Here's one way to do it. Edit the inventory file (remember it's /etc/ansible/hosts) and add a setting to every host like this:

hostXXX.ws.nsrc.org ansible_ssh_user=root
hostYYY.ws.nsrc.org ansible_ssh_user=root
hostZZZ.ws.nsrc.org ansible_ssh_user=root

Now see that you can run commands as root without the -u root flag:

ansible all -m shell -a 'cat /etc/shadow'

5.2 Ansible documentation

It's important to be able to locate the ansible documentation. You can find it at docs.ansible.com; there may be a local mirror of this at http://www.ws.nsrc.org/mirrors/docs.ansible.com/ or elsewhere as given by the instructors.

Find your way to the Module Index and look for documentation for the "file" and "copy" modules which you have already used.

You have now completed this exercise!


6 Additional information

THIS SECTION IS FOR INFORMATION ONLY - you don't need to do the following.

6.1 Newer versions of ansible

The ansible PPA provides a more recent version of ansible. If you need it, install as follows:

sudo apt-get install software-properties-common  # (12.04: python-software-properties)
sudo add-apt-repository ppa:rquillo/ansible
sudo apt-get update
sudo apt-get install ansible

If you are using Debian Wheezy, add the backports repository then

sudo apt-get update
sudo apt-get install ansible/wheezy-backports

6.2 Password authentication

It is possible to use ansible without ssh keys. This may be useful if you are unable to use keys in your environment for some reason.

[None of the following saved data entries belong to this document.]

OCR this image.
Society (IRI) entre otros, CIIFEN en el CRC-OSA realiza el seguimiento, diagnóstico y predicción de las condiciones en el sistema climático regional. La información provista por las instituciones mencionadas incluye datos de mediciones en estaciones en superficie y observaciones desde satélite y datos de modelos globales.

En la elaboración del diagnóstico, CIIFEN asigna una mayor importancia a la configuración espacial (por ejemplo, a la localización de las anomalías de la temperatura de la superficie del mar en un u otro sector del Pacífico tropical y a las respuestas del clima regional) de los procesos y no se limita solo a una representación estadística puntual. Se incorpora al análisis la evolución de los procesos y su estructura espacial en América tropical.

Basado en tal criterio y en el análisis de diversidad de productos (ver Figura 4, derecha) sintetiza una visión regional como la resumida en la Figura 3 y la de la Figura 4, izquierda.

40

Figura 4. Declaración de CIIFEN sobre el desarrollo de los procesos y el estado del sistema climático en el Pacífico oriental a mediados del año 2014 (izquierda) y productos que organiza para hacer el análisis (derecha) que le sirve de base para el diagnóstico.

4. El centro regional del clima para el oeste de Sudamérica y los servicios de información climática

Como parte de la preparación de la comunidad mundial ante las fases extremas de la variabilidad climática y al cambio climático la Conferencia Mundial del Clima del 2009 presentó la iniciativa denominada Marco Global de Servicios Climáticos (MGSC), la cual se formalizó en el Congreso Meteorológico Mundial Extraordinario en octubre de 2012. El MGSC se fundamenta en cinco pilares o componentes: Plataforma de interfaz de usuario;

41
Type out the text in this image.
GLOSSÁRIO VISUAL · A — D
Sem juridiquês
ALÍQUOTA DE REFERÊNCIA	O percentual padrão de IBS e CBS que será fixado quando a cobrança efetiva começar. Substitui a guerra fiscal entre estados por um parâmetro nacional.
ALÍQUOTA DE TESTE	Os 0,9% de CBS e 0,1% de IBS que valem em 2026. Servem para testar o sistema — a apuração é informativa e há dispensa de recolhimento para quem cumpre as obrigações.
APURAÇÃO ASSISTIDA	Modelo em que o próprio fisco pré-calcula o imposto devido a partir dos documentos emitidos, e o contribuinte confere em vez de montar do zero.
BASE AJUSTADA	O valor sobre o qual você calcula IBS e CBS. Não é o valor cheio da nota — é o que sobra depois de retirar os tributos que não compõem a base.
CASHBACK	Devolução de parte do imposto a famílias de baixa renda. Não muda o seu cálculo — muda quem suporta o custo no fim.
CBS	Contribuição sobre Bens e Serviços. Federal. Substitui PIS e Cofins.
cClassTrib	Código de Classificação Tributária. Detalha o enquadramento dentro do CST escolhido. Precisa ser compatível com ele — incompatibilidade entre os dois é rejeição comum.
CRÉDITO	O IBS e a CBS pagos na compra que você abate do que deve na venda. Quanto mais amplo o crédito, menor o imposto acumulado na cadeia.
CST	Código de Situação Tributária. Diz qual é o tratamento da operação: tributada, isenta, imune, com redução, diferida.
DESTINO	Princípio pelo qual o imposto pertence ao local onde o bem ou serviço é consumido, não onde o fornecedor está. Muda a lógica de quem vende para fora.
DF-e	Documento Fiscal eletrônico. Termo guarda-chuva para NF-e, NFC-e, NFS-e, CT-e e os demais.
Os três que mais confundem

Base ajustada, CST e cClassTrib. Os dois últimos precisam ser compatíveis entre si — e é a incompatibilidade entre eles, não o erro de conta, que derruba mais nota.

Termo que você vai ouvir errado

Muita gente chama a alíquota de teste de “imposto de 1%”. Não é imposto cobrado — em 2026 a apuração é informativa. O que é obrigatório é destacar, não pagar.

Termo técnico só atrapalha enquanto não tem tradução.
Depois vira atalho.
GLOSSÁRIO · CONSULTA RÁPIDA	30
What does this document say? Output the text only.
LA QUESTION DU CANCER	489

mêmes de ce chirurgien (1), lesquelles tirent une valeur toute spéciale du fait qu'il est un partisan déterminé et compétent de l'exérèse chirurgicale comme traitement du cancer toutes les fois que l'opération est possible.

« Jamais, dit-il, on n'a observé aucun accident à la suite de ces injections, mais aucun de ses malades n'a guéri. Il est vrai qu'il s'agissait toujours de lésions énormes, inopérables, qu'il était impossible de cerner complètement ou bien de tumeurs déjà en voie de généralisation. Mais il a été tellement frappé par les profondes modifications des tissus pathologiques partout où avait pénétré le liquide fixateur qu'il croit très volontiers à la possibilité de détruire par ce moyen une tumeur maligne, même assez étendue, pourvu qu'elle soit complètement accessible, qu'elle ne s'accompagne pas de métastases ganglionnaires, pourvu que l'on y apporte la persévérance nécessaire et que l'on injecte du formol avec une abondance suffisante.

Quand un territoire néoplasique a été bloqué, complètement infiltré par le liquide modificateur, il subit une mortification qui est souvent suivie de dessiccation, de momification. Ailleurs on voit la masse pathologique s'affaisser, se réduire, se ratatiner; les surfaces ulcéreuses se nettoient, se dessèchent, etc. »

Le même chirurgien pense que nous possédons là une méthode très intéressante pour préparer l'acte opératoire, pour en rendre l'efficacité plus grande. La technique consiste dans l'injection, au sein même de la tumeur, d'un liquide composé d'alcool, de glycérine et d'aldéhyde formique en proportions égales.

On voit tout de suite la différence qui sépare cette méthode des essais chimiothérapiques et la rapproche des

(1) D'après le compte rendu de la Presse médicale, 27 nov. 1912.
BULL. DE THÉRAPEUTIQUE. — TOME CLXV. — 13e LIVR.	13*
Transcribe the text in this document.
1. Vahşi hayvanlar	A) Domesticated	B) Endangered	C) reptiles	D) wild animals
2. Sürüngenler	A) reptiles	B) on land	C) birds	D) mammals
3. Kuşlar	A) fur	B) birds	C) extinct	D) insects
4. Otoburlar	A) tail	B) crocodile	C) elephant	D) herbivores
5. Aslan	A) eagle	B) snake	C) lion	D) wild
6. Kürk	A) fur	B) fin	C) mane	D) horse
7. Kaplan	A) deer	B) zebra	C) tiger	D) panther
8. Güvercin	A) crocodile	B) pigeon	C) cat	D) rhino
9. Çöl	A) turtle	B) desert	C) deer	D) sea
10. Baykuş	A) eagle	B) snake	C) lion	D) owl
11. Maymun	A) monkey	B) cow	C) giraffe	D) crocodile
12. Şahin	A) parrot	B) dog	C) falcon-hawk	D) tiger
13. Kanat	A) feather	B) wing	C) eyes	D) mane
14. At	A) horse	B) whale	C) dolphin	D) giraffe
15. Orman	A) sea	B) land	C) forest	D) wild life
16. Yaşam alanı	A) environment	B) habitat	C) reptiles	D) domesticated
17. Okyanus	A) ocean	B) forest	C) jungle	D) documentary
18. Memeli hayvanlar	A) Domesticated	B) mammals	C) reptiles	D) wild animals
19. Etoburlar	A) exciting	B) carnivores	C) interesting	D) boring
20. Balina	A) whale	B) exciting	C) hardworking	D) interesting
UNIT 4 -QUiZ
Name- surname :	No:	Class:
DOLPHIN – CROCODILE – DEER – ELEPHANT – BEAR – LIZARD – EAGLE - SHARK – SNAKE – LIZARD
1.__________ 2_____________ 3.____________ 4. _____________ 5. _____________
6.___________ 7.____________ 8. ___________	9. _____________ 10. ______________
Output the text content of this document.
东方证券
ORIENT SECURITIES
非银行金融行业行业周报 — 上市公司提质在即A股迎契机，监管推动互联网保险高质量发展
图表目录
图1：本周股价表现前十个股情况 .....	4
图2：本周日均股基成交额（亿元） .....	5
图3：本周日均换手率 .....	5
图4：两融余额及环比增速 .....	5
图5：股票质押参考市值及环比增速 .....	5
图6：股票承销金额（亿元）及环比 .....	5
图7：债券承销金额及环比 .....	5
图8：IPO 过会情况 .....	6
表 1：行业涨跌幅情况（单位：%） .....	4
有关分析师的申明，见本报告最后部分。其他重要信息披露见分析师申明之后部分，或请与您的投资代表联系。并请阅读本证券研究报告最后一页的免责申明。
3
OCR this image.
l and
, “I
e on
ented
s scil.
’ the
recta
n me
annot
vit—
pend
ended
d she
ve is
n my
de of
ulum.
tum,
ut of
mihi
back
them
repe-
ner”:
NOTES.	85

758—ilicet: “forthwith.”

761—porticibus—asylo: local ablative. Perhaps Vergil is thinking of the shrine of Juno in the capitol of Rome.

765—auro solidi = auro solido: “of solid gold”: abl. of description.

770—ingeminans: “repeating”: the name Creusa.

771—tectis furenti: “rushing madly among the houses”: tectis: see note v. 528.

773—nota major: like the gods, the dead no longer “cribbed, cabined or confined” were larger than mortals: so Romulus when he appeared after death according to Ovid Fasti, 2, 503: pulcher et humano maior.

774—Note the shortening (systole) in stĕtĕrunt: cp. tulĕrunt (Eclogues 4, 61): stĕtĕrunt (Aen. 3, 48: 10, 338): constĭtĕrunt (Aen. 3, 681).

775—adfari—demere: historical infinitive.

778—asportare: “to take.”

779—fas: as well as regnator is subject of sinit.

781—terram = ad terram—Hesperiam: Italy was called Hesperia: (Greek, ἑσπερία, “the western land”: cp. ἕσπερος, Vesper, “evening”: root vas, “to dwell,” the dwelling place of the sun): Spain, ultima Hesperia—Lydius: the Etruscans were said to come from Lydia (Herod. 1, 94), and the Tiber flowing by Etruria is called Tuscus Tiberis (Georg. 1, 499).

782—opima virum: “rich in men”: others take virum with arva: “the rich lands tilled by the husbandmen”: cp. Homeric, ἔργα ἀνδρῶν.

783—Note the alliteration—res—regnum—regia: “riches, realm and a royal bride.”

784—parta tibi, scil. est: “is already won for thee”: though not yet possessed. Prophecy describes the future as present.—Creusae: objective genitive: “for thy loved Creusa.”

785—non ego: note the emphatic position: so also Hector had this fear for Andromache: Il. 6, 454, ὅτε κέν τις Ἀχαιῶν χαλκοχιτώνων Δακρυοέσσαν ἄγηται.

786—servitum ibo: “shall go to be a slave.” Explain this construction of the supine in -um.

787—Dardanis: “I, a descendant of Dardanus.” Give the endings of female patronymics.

You need the -k flag to prompt for the password, and to install the sshpass helper program.

$ ansible all -m ping -k
SSH password: <type the password here>
hostXXX.ws.nsrc.org | FAILED => to use the 'ssh' connection type with
passwords, you must install the sshpass program

$ sudo apt-get install sshpass
...
$ ansible all -m ping -k
SSH password: <type the password here>
hostXXX.ws.nsrc.org | success >> {
    "changed": false,
    "ping": "pong"
}

You can also combine the sudo flags (so you get -skK), and give -u <username> to give the username to login as, if this is not the same as the local user name.

However this is inconvenient because every time you run ansible you need to provide the flags and the passwords. It is much better to set up SSH key authentication with agent forwarding, so that your user is able to login directly as "root" on the target systems.